Deep-Koopman-KANDy: Dictionary Discovery for Deep-Koopman Operators with Kolmogorov-Arnold Networks for Dynamics

TL;DR

Deep-Koopman-KANDy introduces a post-hoc symbolic dictionary readout for Deep-Koopman operators using Kolmogorov-Arnold Networks, enabling interpretable observables in data-driven dynamical systems.

Contribution

It combines Deep-Koopman modeling with KANDy for structured, interpretable observables, evaluated on multiple dynamical systems with promising results.

Findings

Recovers target dictionaries with high accuracy on Lorenz system.

Identifies analytical Fourier basis on standard map.

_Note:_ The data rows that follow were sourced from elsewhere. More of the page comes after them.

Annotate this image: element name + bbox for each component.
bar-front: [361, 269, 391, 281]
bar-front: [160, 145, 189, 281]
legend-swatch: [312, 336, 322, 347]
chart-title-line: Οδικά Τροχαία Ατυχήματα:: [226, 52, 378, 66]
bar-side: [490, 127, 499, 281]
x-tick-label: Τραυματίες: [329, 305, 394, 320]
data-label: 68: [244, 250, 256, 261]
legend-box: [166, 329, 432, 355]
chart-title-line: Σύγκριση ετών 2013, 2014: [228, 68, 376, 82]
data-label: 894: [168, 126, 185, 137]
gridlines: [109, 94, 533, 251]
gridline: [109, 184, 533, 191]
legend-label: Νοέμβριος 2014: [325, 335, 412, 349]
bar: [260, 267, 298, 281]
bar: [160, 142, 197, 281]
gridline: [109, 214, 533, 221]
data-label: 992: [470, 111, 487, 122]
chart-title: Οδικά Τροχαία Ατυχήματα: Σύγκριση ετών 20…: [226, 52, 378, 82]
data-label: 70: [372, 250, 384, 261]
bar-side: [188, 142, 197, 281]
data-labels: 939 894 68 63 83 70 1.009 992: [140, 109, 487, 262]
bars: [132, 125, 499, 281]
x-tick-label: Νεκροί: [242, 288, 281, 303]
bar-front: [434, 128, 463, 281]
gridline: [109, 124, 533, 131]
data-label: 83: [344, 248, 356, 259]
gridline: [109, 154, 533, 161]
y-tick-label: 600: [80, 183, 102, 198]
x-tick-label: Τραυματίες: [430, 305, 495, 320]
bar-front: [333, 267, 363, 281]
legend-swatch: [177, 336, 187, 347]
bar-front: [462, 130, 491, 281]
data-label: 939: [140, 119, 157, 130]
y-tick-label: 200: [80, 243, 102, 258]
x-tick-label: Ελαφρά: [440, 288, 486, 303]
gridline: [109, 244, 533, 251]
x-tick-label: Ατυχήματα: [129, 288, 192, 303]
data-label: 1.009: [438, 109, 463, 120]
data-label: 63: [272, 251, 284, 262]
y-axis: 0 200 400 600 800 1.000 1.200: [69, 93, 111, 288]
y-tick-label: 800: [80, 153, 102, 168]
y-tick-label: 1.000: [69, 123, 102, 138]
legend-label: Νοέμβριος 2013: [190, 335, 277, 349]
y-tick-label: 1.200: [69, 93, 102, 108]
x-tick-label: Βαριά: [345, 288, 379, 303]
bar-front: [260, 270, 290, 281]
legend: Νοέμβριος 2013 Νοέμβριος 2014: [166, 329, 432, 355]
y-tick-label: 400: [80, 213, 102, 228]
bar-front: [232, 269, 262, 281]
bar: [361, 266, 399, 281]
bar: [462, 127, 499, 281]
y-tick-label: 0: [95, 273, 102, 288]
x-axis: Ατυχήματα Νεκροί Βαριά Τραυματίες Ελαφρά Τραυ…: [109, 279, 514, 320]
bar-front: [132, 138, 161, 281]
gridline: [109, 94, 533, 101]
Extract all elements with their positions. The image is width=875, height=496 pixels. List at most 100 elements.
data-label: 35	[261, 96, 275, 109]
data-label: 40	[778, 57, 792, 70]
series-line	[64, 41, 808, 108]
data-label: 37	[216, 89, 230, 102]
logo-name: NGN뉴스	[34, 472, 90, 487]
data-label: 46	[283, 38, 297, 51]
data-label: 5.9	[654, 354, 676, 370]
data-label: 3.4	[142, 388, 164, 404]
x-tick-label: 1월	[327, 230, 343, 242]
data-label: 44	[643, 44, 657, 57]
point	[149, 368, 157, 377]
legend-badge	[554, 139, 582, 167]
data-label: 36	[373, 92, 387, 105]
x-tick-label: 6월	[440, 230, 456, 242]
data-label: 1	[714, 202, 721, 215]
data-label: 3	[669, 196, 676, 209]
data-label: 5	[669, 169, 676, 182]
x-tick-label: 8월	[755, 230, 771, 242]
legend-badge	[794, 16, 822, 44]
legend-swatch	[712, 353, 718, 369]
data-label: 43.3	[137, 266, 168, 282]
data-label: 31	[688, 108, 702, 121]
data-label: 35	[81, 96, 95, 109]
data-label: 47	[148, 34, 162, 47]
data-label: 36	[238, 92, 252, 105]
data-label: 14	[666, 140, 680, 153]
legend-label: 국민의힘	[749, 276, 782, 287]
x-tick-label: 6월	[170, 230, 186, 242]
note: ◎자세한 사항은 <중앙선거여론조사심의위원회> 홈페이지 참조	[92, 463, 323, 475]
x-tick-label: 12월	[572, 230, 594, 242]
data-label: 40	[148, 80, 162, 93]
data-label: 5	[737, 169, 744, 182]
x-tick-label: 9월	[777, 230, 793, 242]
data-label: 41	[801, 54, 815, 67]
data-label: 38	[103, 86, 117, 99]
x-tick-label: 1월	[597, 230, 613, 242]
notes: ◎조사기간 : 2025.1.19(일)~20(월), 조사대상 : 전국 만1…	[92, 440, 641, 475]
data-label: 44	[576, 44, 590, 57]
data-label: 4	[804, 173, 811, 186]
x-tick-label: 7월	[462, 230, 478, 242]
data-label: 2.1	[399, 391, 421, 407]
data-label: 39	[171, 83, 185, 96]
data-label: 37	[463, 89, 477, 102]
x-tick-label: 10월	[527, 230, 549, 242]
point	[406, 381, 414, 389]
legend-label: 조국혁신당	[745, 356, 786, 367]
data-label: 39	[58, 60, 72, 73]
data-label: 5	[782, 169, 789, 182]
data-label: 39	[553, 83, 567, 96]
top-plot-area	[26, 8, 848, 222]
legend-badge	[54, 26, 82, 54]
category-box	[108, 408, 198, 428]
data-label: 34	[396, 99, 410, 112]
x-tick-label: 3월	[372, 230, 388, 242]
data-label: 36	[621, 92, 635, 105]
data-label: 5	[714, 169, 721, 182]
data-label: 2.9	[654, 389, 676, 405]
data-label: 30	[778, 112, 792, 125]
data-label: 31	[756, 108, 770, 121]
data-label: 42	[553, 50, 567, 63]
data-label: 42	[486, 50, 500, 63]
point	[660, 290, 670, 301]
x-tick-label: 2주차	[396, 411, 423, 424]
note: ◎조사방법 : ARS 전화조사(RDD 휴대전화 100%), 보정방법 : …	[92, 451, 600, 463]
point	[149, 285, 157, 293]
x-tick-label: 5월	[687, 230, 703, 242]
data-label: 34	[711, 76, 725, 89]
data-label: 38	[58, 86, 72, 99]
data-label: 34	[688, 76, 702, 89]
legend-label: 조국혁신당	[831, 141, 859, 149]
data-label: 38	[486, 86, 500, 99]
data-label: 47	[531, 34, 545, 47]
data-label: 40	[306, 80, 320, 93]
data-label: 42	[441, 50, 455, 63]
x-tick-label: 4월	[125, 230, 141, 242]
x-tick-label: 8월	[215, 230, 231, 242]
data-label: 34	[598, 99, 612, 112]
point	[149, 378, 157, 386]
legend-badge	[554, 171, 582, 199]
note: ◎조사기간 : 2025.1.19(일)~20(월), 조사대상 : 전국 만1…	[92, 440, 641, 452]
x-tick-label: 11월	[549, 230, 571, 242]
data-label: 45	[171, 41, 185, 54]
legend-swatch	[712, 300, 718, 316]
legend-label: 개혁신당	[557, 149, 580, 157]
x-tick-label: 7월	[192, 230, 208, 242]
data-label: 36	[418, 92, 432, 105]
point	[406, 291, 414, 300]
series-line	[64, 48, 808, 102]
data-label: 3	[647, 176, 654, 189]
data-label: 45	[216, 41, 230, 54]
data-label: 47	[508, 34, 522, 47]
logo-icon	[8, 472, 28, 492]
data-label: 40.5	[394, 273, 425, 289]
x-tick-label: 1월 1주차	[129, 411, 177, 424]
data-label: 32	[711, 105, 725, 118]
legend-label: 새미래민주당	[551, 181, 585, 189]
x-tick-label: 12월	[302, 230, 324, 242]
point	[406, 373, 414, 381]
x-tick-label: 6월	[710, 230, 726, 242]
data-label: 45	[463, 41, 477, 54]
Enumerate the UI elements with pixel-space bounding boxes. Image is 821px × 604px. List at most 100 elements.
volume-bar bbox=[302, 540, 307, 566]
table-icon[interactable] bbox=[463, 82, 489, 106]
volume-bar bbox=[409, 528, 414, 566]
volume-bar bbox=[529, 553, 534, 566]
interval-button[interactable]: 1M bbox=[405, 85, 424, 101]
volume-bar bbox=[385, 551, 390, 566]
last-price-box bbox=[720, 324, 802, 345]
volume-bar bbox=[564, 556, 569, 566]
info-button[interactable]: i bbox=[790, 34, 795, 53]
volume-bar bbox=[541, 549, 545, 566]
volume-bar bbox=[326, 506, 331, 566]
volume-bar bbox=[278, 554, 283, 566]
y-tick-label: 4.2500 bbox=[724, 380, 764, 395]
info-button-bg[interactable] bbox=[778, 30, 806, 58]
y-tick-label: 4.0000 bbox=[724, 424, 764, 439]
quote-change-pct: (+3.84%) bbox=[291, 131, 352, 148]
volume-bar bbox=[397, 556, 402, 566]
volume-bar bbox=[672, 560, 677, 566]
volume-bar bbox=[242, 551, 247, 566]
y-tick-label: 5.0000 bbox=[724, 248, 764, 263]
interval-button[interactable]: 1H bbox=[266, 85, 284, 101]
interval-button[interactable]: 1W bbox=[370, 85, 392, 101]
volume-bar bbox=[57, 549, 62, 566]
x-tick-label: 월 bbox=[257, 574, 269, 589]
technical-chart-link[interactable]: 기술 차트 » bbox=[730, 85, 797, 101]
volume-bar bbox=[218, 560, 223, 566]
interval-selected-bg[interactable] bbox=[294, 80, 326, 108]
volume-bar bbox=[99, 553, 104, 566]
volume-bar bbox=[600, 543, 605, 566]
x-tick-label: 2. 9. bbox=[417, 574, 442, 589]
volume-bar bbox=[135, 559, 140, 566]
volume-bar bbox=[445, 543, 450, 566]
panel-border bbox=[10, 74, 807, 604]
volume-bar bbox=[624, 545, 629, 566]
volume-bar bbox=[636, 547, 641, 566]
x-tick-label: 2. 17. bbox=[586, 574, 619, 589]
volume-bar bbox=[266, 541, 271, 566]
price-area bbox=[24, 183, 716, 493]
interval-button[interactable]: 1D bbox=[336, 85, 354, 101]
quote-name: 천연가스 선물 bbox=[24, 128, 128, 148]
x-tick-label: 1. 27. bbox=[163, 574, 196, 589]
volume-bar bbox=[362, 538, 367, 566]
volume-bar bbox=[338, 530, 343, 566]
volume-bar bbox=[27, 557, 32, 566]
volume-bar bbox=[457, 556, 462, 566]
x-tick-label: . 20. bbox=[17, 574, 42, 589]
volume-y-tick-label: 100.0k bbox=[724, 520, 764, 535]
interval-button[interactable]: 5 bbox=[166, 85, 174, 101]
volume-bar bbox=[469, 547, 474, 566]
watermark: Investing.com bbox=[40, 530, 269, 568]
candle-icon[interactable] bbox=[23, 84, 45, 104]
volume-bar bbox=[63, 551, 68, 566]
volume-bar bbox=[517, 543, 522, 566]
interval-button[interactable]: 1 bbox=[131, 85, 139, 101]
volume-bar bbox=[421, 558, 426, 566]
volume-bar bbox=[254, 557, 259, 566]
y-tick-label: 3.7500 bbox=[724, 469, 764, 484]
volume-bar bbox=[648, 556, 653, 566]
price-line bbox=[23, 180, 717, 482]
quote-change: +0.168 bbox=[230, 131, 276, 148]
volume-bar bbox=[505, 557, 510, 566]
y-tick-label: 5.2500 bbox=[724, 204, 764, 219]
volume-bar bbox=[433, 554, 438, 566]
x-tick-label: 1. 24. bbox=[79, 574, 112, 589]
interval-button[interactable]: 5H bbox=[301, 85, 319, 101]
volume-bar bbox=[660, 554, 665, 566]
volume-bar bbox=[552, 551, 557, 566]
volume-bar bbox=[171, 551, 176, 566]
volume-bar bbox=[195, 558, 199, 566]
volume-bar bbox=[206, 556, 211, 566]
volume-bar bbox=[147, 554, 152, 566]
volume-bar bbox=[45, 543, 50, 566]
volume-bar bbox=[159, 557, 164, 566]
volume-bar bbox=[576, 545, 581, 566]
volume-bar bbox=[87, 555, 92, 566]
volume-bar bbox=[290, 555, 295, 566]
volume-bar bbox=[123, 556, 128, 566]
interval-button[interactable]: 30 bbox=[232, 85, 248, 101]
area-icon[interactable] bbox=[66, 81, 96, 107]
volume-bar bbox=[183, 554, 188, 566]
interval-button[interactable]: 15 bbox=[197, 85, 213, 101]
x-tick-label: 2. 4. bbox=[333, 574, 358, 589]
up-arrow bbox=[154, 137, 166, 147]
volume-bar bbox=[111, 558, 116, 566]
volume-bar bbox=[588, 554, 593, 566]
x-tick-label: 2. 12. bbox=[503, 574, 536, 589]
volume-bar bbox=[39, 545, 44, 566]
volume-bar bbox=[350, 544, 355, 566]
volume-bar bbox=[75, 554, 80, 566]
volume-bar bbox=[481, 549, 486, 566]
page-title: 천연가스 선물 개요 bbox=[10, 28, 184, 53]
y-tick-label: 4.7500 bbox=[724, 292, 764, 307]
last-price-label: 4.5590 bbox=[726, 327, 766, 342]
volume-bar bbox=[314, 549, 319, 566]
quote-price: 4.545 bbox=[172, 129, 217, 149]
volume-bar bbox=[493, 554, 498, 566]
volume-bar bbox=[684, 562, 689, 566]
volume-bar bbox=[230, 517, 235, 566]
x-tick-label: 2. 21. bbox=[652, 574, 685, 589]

Successfully extracts foliation coordinate in Ikeda map.

Abstract

Symbolic library -- or Koopman dictionary -- selection is a fundamental challenge in data-driven dynamical systems. Extended Dynamic Mode Decomposition (EDMD), Sparse Identification of Nonlinear Dynamics (SINDy), and Kolmogorov--Arnold Networks for Dynamics (KANDy) all require the practitioner to commit to a function library at training time; Deep-Koopman Operators avoid this commitment but produce uninterpretable latent observables. We propose Deep-Koopman-KANDy, a structured approach to post-hoc symbolic dictionary readout that combines Deep-Koopman modeling with Kolmogorov-Arnold Networks for Dynamics (KANDy). The encoder and decoder of a Deep-Koopman Operator are replaced with two-layer Kolmogorov--Arnold Networks (KANs), and a level-set construction together with a chain-rule gradient identity exposes the compositional structure of the learned observables in a basis chosen \emph{after} training. We evaluate the method on the Lorenz system, the Chirikov standard map, the Ikeda map, and the Arnold cat map. On Lorenz it recovers the target dictionary $\{x,y,z,xy,xz\}$ with perfect recall and Jaccard score $0.79\pm0.06$; on the standard map it recovers a low-order Fourier basis matching the analytical structure; on Ikeda -- which has no sparse polynomial representation -- a misspecified polynomial readout still recovers the correct foliation coordinate $g\approx x^2+y^2$ together with a nontrivial outer function; and on the Arnold cat map -- used as a negative control because finite-dimensional Koopman closure is provably impossible -- the method fails to find a sparse closure, as expected.